People are the first indication that you’ve moved from Djuna’s city to Tom’s. People: better to call them figures. They behave in only one way, not the same way but one way each. They’re doing what they do whenever you look. Unobserved they likely hide, lay folded or at length in canisters under the street like tanks of obsolete poison.
The ones wrapped in on themselves may burst with new selenotropic buds that spring up where brows rub wrists. Dirt-caked blooms with stiff seaweed fans, picked by other flowers and other fish into a comb of rigid tendrils. Fed by cool milks of the moon. Fed on white drink with ribbons curling through it, blue and moonflecked like Pierrot’s face.

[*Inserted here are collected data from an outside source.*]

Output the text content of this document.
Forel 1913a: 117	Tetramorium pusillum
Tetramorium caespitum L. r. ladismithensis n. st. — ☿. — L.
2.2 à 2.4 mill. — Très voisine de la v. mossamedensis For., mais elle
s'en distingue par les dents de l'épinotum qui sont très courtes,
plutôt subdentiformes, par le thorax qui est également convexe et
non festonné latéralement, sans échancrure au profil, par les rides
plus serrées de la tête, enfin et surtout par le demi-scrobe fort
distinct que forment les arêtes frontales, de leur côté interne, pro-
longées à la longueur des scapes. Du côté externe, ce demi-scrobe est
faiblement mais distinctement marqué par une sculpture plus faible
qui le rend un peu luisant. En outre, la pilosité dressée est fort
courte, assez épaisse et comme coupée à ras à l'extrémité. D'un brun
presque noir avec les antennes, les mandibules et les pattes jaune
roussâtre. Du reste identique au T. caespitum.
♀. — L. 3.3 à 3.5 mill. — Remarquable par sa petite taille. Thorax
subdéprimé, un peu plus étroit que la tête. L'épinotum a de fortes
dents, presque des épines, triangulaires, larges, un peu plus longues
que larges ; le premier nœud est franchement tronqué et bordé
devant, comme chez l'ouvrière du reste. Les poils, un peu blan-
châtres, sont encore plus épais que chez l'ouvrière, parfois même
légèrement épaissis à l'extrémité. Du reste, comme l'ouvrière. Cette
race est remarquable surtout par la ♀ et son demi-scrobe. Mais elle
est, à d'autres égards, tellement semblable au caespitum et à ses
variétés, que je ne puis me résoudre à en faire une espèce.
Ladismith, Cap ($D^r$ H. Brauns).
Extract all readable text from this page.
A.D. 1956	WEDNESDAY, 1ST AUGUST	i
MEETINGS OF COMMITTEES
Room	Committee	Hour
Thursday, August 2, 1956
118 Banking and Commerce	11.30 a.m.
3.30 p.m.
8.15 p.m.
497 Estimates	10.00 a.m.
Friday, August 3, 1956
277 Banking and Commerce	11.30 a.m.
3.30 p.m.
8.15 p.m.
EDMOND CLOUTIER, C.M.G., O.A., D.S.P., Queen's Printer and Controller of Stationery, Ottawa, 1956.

The ones laid out full-length must grow by diminution, like corpses getting bigger. Their chests will rise to lower points and filter out less yeast; their eyes will sink nearer to the tank’s tarnished surface and take root in metal clefts. With their other flesh laid aside, stretched full elsewhere and eyeless, such eyes would stand like glistened marshland plants. An eye unglassed, unglazed, still shocked by sight, atop a stalk of greasy nerves. And every slump toward the floor makes these bodies longer. When they die, we think, they die as man-shaped patches of damp. Not a fingernail thick, but thirty feet between their toes and the eyes that stand still upright.
Cave paintings made with human soap.
Or no less likely: when we don’t watch, the figures in Tom’s and Djuna’s cities are still there. Statues charged with lichen till they attain a hybrid life; statues full of waterbugs, whose palsied trembling is just the health of waterbugs inside the statue’s cracks. They make their own internal food. They live of inner wine fermented and digested and expelled to re-ferment.
The figures signal cities’ breach by their behavior.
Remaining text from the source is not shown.